# Community Participation > Mapping Challenge Suggestions >  Map - Fan made.

## Counlin

I was thinking if maybe one of the challenges could be to make a fan map, I mean, a map based on a universe built by another artist. It could anything from a USS Enterprise map to a King's Landing Map. 

I'm not sure about it, but I think there is no problem with licenses and rights, otherwise a lot of people over the internet would be suited  :Razz: . As long as none here uses it for commercial purposes I think it will be ok.

Any thoughts?

----------


## darkseed2012

People are doing fan maps and I haven't heard of any problems.  Lord of the Rings is a big time target for fan fiction, some of it really good too.  I think if the work is done without any intent to make money you should be fine.  There is even Star Trek fan made movies and a couple of series out there and they have no been bothered by the current owners of Star Trek.  As long as you work doesn't make any money and if you do copyright your material; do it under Public Domain, so no one can make money selling it.

----------


## RobA

> People are doing fan maps and I haven't heard of any problems.  Lord of the Rings is a big time target for fan fiction, some of it really good too.  I think if the work is done without any intent to make money you should be fine.  There is even Star Trek fan made movies and a couple of series out there and they have no been bothered by the current owners of Star Trek.  As long as you work doesn't make any money and if you do copyright your material; do it under Public Domain, so no one can make money selling it.

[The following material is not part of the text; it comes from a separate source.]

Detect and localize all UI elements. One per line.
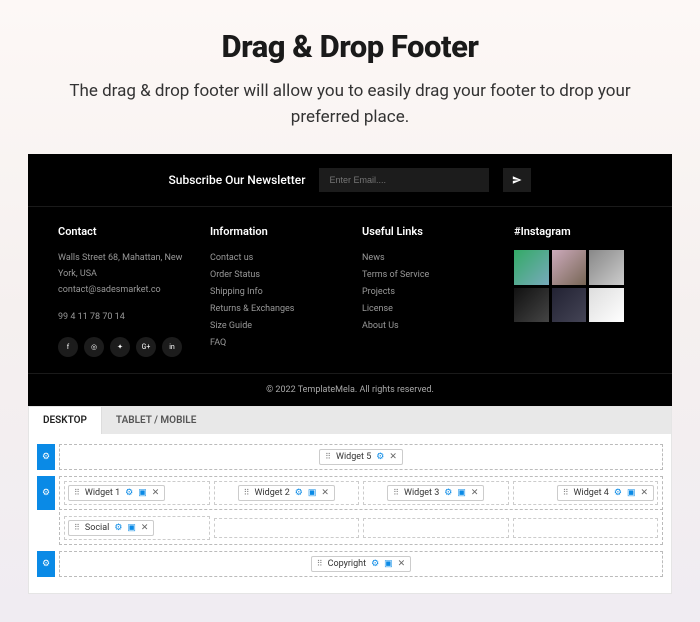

I am not a lawyer, but don't believe this is true.  If there is a copyright holder, no-one can infringe on that copyright, regardless of whether it is for-profit or not.  

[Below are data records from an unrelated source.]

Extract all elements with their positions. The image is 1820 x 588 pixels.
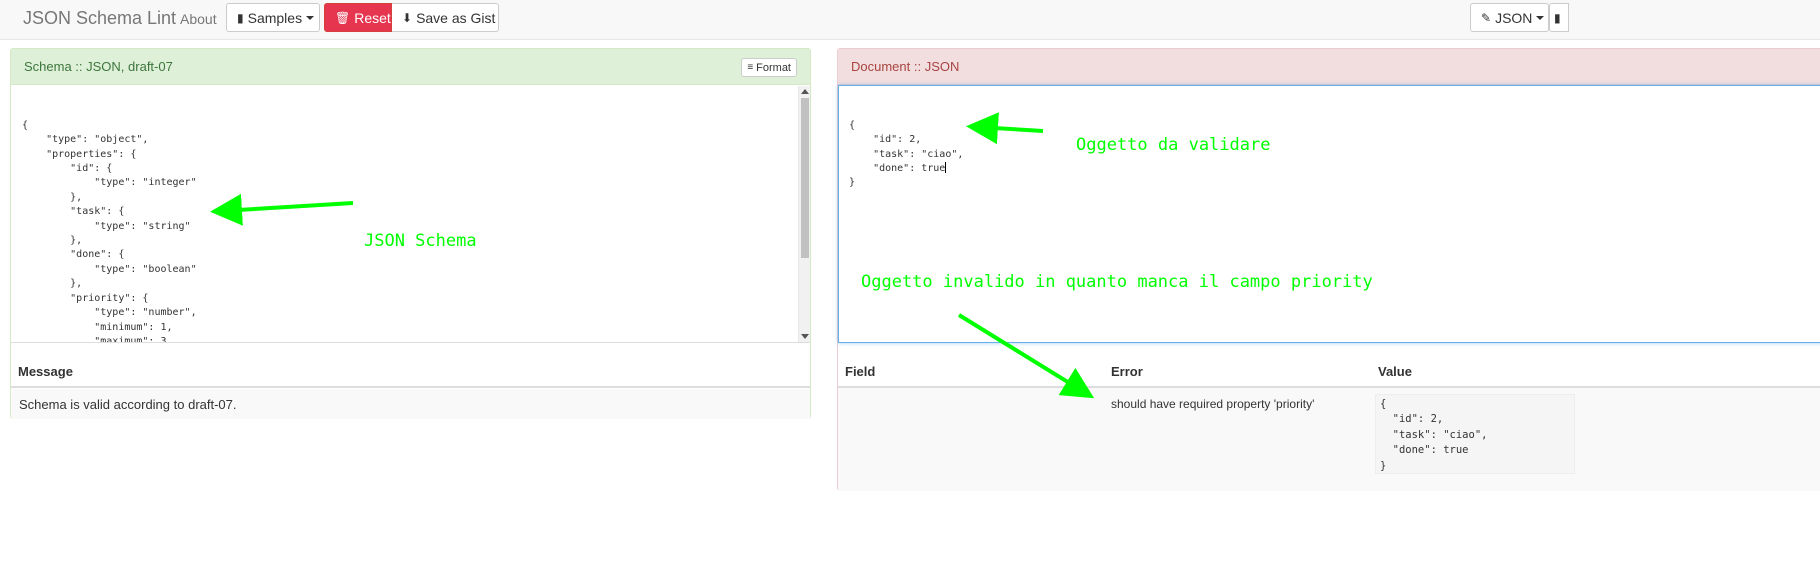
reset-label: Reset — [354, 9, 391, 26]
table-row: should have required property 'priority'… — [838, 388, 1820, 491]
save-gist-button[interactable]: ⬇ Save as Gist — [392, 3, 499, 32]
text-cursor — [945, 162, 947, 174]
about-link[interactable]: About — [180, 11, 217, 27]
error-value: { "id": 2, "task": "ciao", "done": true … — [1375, 394, 1575, 474]
code-line: { — [849, 119, 856, 131]
error-message: should have required property 'priority' — [1111, 397, 1315, 411]
code-line: }, — [22, 278, 83, 290]
document-panel-heading: Document :: JSON — [838, 49, 1820, 85]
document-editor[interactable]: { "id": 2, "task": "ciao", "done": true} — [838, 85, 1820, 343]
reset-button[interactable]: 🗑 Reset — [324, 3, 392, 32]
code-line: "type": "integer" — [22, 177, 197, 189]
error-header: Error — [1111, 364, 1143, 379]
schema-scrollbar[interactable] — [798, 86, 810, 342]
schema-panel-title: Schema :: JSON, draft-07 — [24, 59, 173, 74]
code-line: "type": "number", — [22, 307, 197, 319]
book-icon: ▮ — [237, 10, 244, 25]
document-code: { "id": 2, "task": "ciao", "done": true} — [849, 119, 1820, 191]
document-panel: Document :: JSON { "id": 2, "task": "cia… — [837, 48, 1820, 491]
trash-icon: 🗑 — [335, 10, 351, 25]
format-button[interactable]: ≡ Format — [741, 58, 797, 77]
code-line: "priority": { — [22, 292, 149, 304]
gist-label: Save as Gist — [416, 9, 496, 26]
table-row: Schema is valid according to draft-07. — [12, 389, 810, 419]
samples-label: Samples — [247, 9, 303, 26]
json-mode-button[interactable]: ✎ JSON — [1470, 3, 1549, 32]
json-label: JSON — [1495, 9, 1533, 26]
format-label: Format — [756, 61, 791, 74]
code-line: "task": { — [22, 206, 125, 218]
code-line: "type": "boolean" — [22, 263, 197, 275]
annotation-schema: JSON Schema — [364, 231, 477, 251]
divider — [11, 342, 810, 343]
annotation-object: Oggetto da validare — [1076, 135, 1271, 155]
code-line: "properties": { — [22, 148, 137, 160]
code-line: "id": { — [22, 163, 113, 175]
download-icon: ⬇ — [402, 10, 413, 25]
annotation-invalid: Oggetto invalido in quanto manca il camp… — [861, 272, 1373, 292]
schema-editor[interactable]: { "type": "object", "properties": { "id"… — [12, 86, 810, 342]
schema-panel-heading: Schema :: JSON, draft-07 ≡ Format — [11, 49, 810, 85]
code-line: }, — [22, 191, 83, 203]
chevron-down-icon — [306, 15, 315, 20]
scroll-down-icon[interactable] — [801, 334, 809, 339]
navbar: JSON Schema Lint About ▮ Samples 🗑 Reset… — [0, 0, 1820, 40]
scroll-thumb[interactable] — [801, 98, 809, 258]
message-header: Message — [18, 364, 73, 379]
value-header: Value — [1378, 364, 1412, 379]
divider — [11, 386, 810, 388]
scroll-up-icon[interactable] — [801, 89, 809, 94]
pencil-icon: ✎ — [1481, 10, 1492, 25]
code-line: "maximum": 3 — [22, 335, 167, 342]
document-panel-title: Document :: JSON — [851, 59, 960, 74]
code-line: "minimum": 1, — [22, 321, 173, 333]
code-line: "done": true — [849, 162, 947, 175]
more-button[interactable]: ▮ — [1549, 3, 1569, 32]
samples-button[interactable]: ▮ Samples — [226, 3, 320, 32]
field-header: Field — [845, 364, 876, 379]
chevron-down-icon — [1536, 15, 1545, 20]
code-line: "id": 2, — [849, 134, 922, 146]
schema-message: Schema is valid according to draft-07. — [19, 397, 237, 412]
code-line: } — [849, 177, 856, 189]
code-line: "type": "object", — [22, 134, 149, 146]
indent-icon: ≡ — [747, 62, 754, 73]
code-line: "task": "ciao", — [849, 148, 964, 160]
partial-icon: ▮ — [1554, 10, 1561, 25]
code-line: { — [22, 119, 29, 131]
brand-title[interactable]: JSON Schema Lint — [23, 8, 176, 29]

While we tolerate "fan" maps, we have had only one take-down request I can recall, and have definitely had to remove maps created using "recycled" artwork.  

Speaking for management, I doubt we would ever host a challenge focused on creating fan made maps, unless such a thing was open supported ahead of time by the universe's creator.

-Rob A>

----------


## Counlin

I see... Ok then, I thought it was just like darkseed2012 said, that it would be easier and without much problems, but I'm not a lawyer also, so I didn't have much knowledge about this.

Thanks for explaining it RobA  :Smile:

----------